The world’s largest miner may have sent a chill through global markets with a warning that growth in China’s steel output is slowing, but Canadian suppliers of iron ore have no plans to slow their expansion plans.
Rio Tinto Group, which controls Canada’s biggest producer of iron ore, a key ingredient in steel, said in a presentation that it’s continuing to build mines in Quebec and Newfoundland and Labrador. ArcelorMittal, the world’s biggest steel maker and the No. 4 producer of iron ore, is pursuing a $2.1-billion expansion in Quebec.

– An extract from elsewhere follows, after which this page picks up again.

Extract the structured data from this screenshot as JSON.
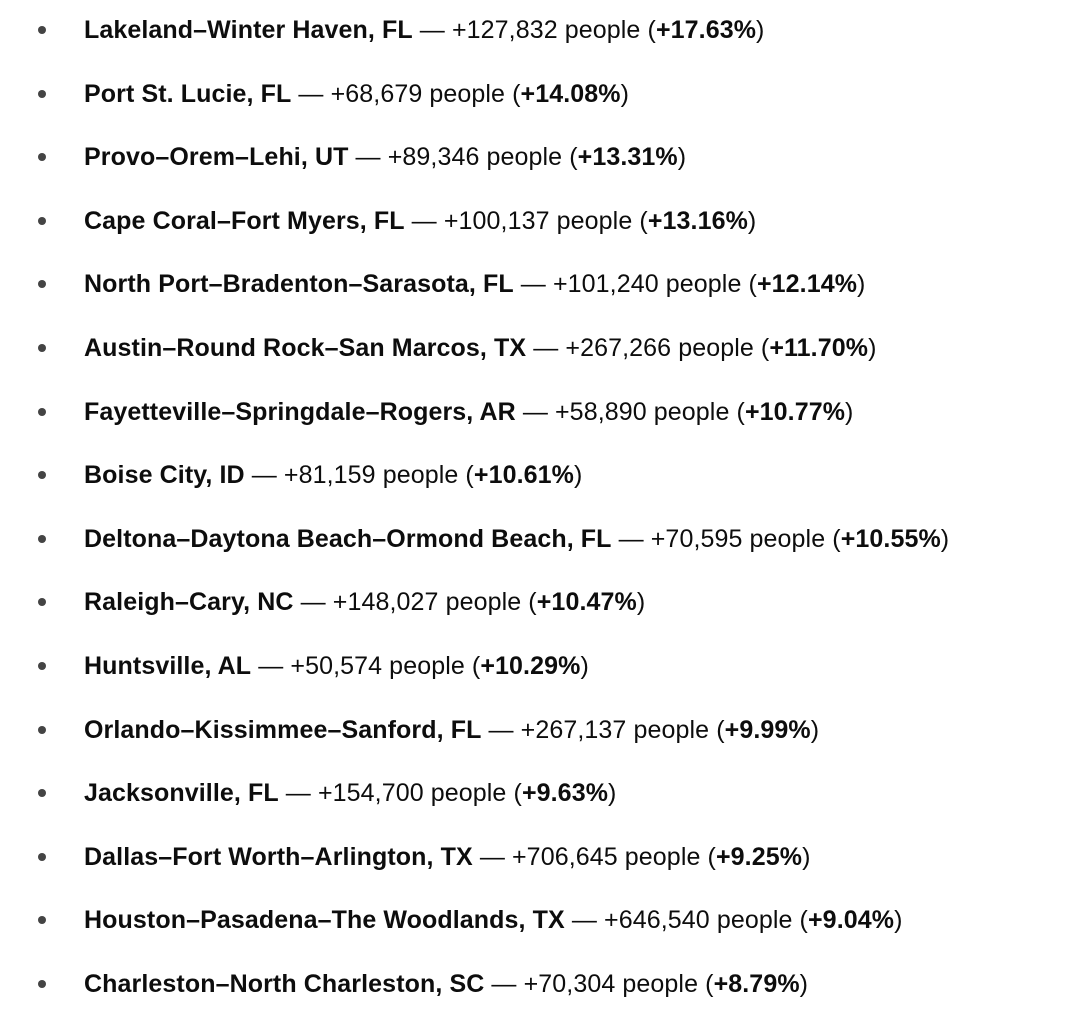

China is the world’s fastest-growing major economy and the biggest consumer of materials such as iron ore, coal, copper and gold – and prices for those products react to changes in the outlook for demand. That’s particularly important to Canada since companies that produce or process those commodities account for many of the listings on the Toronto Stock Exchange, the country’s main bourse.
Labrador Iron Ore Royalty Corp., a partner of Rio Tinto in Iron Ore Co. of Canada, the country’s largest producer of the ore, fell 4 per cent in Toronto on Tuesday. Teck Resources Inc., a Vancouver-based producer of coal, copper and zinc, dropped 2.3 per cent. Canada’s benchmark stock index also fell sharply two weeks ago, after China cuts its forecast for economic growth.
China consumes more than half the world’s iron ore and, while demand is rising and will continue to climb through 2020, the rate of increase is slowing, according to a presentation by Ian Ashby, president of iron ore at BHP Billiton Ltd. Mr. Ashby spooked financial markets on Tuesday after he told a conference in Perth, Australia, that steel growth rates in China “have flattened.”
David Joyce, managing director for expansion projects at Rio Tinto, said at the same conference that the world will need 100 million tons of additional iron ore every year for the next seven years to meet rising demand and offset shrinking supplies, and that the company is expanding mines, railways and ports.
Iron Ore Co. of Canada is already boosting production at its mines near Labrador City and Sept-Îles Que., and considering doubling output from 2016. The company, which ships about 20 per cent of its output to the Asia-Pacific region, including China, aims to produce 26 million tons of iron ore from next year.
“We are studying how that could be increased,” Julie Cusson, a spokeswoman for the company, said by telephone on Tuesday.
Luxembourg-based ArcelorMittal said last May it will invest $2.1-billion at its mines in Quebec to increase production of iron ore concentrate to 24 million tons by 2013 from 14 million tons, and that it’s looking at more than doubling output of iron ore pellets.
“We’re going ahead with that, and the investment is on track,” said Eric Tetrault, a spokesman for the company.
ArcelorMittal is also developing a mine on Baffin Island in Canada’s north following its acquisition last year of Baffinland Iron Mines Corp.
China’s demand for metals and minerals has led to a decade-long boom in prices and to a series of takeovers as companies seek to guarantee access to key materials.
In January, 2011, around the same time that ArcelorMittal was bidding for Baffinland, Cleveland-based Cliffs Natural Resources Inc. began one of the year’s most expensive takeovers in the metals industry worldwide: a $4.9-billion offer for Montreal-based Consolidated Thompson Iron Mines Ltd., to boost sales of iron ore to Asia.